I agree. Instead of JAVA, I would choose python or R, for finding algo and order execution with IB connection. It is since plenty of IB people use python/R, a lot more than JAVA people.
there doesn't seem to be much thought put into a real strategy, collecting market data is easy, structuring in a meaningful way so it can be used for a strategy, that's another question. It has more to do with Analytics than simply storage of data and optimization of running data.
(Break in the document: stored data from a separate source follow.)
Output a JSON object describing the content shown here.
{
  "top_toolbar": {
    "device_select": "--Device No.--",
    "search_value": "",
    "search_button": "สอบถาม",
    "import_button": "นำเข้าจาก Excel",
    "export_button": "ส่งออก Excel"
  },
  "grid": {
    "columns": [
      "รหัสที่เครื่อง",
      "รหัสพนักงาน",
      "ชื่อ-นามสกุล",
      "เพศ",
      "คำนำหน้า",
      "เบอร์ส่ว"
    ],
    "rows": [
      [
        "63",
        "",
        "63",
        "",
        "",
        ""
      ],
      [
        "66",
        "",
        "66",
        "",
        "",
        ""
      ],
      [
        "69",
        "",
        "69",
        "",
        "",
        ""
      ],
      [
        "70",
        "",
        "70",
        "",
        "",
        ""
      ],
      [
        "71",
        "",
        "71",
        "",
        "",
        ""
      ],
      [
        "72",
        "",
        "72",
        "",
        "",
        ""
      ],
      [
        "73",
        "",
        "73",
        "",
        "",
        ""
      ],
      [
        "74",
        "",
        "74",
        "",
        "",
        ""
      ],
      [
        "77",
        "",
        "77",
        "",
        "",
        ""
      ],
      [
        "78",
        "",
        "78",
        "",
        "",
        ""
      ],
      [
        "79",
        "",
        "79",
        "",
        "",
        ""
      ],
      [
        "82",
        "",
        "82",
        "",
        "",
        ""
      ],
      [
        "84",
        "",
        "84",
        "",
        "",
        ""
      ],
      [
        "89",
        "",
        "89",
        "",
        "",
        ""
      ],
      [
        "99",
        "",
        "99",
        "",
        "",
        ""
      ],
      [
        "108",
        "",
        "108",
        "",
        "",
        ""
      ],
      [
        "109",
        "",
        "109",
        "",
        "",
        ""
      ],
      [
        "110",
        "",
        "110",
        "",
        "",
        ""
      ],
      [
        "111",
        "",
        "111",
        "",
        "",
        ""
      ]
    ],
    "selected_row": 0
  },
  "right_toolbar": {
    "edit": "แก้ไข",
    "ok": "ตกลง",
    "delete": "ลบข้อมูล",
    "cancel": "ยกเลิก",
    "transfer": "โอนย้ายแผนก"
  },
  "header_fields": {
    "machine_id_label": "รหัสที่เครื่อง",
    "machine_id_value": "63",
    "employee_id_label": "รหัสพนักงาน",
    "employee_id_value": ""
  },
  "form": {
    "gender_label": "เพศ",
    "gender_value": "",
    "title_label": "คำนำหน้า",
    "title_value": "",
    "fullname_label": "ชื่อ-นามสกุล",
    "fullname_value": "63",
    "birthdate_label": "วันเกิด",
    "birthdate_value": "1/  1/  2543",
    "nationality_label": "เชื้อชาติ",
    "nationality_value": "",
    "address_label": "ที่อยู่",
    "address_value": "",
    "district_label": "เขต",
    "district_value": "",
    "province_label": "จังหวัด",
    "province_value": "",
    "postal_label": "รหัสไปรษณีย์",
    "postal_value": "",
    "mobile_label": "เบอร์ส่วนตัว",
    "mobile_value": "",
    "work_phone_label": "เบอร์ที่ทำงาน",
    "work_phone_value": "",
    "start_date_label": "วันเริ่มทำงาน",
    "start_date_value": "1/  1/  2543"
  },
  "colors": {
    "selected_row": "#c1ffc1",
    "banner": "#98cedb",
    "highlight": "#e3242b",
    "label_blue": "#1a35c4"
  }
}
thanks for your response, two weeks ago I was collecting data only, now I have to think how to process this data to create indicators. Agreed with your post, collecting one-off raw data is easy updating raw data with real time new feed is the next step (optimization of running data) preprocessing the data such to make it ready for analytic, and doing the update from raw in real time is harder. One simple example is to populate the rows where the data is missing, e.g. for 1 minute ES bar, when a particular one minute data is missing.